A report by the Canadian Institute for Health Information found hysterectomies are among the top five most common surgical procedures in Canada, and more than 40,000 women had their uteruses removed from 2012 to 2013 alone. It’s still the most common treatment for uterine fibroids.

“It used to be that women diagnosed with breast cancer automatically had their breasts removed,” Jacoby says. “Then doctors started doing lumpectomies and only removing diseased tissue. So when it comes to fibroids, why would you automatically take the whole uterus out?”

Instead of going the major abdominal surgery route with a hysterectomy (which increases the risk of complications and involves a long recovery), women can opt for a myomectomy, which leaves the uterus where it is. There are also newer non-invasive treatments, such as MRI-guided focused ultrasound surgery, in which an MRI is used to find the fibroid and then high-energy ultrasound waves zap it, heating and killing the cells and causing it to shrink.

“A lot of biomedical companies are also developing treatments that deliver energy into the fibroid to kill the tissue, such as radio-frequency ablation,” Jacoby says. “It’s done through laparoscopy (a.k.a. keyhole surgery) and involves inserting a needle into the fibroid and using the heat that radiates from the needle to kill the fibroid cells.” Radio-frequency ablation is not yet a widespread treatment. While the fibroid may shrink by 20 to 50 percent, Jacoby says doctors don’t actually know how effective the procedure is for treating the symptoms that came with it. “The studies don’t follow women for longer than six months to see how well they do compared with other treatments,” she says. “It’s definitely an area that needs more research.”

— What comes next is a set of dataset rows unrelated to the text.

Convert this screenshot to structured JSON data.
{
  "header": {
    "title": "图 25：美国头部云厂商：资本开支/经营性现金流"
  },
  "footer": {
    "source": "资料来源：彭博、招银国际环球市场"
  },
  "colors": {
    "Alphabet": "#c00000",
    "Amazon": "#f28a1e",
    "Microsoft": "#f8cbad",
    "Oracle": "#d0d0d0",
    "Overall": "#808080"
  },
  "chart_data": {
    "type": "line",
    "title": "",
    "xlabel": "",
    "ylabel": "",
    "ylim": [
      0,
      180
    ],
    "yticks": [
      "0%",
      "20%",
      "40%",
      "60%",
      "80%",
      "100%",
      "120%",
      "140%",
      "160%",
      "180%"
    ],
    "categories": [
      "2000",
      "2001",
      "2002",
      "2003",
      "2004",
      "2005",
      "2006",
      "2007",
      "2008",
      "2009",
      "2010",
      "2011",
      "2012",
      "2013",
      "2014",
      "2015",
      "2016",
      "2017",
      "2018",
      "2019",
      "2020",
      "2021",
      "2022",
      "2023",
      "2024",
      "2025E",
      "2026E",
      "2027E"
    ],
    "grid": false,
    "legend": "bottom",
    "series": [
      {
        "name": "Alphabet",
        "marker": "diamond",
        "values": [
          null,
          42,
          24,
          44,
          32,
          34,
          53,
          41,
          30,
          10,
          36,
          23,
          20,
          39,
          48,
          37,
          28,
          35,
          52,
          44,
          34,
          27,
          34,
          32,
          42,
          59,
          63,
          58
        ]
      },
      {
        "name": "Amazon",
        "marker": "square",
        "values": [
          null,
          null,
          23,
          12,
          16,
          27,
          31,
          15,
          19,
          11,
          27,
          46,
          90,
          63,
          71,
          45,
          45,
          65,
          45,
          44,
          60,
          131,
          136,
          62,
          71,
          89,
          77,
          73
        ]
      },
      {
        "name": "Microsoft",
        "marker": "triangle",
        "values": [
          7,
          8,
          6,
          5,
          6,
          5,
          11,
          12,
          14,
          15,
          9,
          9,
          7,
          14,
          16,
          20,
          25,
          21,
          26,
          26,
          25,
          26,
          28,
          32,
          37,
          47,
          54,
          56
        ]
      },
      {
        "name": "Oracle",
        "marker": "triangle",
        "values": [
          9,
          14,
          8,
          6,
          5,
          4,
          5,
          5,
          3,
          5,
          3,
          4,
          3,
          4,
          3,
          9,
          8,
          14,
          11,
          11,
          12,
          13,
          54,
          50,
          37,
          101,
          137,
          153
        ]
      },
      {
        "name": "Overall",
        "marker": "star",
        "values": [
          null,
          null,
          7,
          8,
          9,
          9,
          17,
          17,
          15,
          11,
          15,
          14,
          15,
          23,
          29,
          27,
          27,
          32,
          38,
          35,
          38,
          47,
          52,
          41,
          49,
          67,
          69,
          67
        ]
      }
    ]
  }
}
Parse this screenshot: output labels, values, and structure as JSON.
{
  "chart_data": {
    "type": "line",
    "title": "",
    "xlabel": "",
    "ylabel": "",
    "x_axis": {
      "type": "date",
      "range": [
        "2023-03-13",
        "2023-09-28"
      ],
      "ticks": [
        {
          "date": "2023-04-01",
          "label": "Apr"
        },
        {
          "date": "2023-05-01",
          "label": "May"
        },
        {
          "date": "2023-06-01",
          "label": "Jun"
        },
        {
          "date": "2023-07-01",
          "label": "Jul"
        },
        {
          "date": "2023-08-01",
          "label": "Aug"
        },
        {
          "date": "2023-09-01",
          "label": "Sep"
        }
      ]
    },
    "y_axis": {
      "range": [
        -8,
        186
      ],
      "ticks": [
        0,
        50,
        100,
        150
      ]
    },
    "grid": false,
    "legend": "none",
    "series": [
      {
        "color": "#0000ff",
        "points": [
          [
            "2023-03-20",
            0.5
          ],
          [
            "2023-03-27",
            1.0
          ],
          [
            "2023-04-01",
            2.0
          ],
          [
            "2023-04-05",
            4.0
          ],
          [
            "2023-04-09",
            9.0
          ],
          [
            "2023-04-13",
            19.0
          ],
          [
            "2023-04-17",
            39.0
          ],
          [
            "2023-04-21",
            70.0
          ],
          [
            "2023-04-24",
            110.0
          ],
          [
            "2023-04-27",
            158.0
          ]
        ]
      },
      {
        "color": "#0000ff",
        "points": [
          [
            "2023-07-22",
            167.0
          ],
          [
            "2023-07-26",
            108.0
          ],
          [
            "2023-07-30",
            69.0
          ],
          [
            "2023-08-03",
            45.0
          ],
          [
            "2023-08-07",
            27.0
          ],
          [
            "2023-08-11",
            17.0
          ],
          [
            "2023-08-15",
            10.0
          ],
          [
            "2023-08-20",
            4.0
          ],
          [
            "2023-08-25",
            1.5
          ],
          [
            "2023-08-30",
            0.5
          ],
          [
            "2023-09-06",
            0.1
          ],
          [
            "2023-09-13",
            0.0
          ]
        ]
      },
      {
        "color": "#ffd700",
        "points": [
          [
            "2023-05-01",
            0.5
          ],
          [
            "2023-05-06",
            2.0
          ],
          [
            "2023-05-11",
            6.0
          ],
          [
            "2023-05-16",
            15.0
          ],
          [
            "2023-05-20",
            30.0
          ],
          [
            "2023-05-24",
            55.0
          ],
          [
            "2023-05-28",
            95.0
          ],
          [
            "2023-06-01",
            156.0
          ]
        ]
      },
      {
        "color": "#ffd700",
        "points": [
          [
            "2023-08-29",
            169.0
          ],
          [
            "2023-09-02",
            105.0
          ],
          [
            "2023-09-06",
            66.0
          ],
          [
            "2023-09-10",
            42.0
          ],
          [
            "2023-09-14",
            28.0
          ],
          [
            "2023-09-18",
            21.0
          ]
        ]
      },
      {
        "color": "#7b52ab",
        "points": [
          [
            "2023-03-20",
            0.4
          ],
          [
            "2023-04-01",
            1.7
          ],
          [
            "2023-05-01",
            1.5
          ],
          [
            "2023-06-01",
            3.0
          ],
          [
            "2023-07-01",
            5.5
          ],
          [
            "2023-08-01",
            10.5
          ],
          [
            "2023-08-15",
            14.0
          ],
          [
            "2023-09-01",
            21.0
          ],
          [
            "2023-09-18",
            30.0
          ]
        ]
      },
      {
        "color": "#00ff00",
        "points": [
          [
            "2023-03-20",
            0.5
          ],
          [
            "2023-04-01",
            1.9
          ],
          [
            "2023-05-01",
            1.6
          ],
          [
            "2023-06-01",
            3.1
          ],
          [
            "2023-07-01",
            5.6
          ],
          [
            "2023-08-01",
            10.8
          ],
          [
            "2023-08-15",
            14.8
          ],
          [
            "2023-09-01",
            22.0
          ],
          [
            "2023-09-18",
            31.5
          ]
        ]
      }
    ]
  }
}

In fact, Jacoby is frustrated by how little research has been done on fibroids in general. “It’s incredible that they affect so many women and we still know so little about them,” she says. “What really bothers me is we tend to tell women that they don’t need to do anything about their fibroids until they’re having major symptoms. And that’s based on the fact that some women will never develop symptoms, but it also reflects the fact that we don’t have any sort of medicine or non-invasive treatment that’s safe and effective to give women when they first develop fibroids. We don’t know what to do, so we don’t do anything.”

The only current non-surgical medical option for women is Fibristal, which was approved by Health Canada in 2013. The drug shrinks fibroids and helps reduce heavy bleeding, but it’s only prescribed for women with severe symptoms and, because its long-term effects have yet to be studied, is only prescribed for a couple of months. Jacoby thinks we can do a lot better, maybe even by identifying women who are at high risk for developing fibroids and providing treatment to suppress growth early on. “We treat people with high blood pressure so they don’t get heart disease—we don’t wait until someone has a stroke and say, ‘All right, now you should take medicine for high blood pressure,’” she says. “And yet we do that with fibroids. We wait until people have extreme symptoms before we treat them. I hope to see a day when we have a medicine that can keep fibroids in check before women have heavy bleeding and anemia and need major surgery to fix it.”

After her own fibroid surgery, Aza Mcdonough was finally pain-free. Two years later, she became pregnant with her second child, who is now five. But then, six months ago, she went to her doctor, complaining of a pain similar to what she had felt with her fibroids and insisted on an ultrasound, which revealed a new growth on her uterus. (One of the problems with fibroids is they have a habit of coming back.)

For now, though, that fibroid isn’t growing or causing any major symptoms, and Mcdonough isn’t too worried. Her doctor has recommended the standard “watchful waiting” approach to treatment. “Unless it becomes bothersome, they’re not going to do anything,” she says. “Fibroids really did a number on my body the first time, but I’m lucky because I have my children. Now I’m just hoping this new fibroid stays the size it is so I don’t have to go through the surgery all over again.”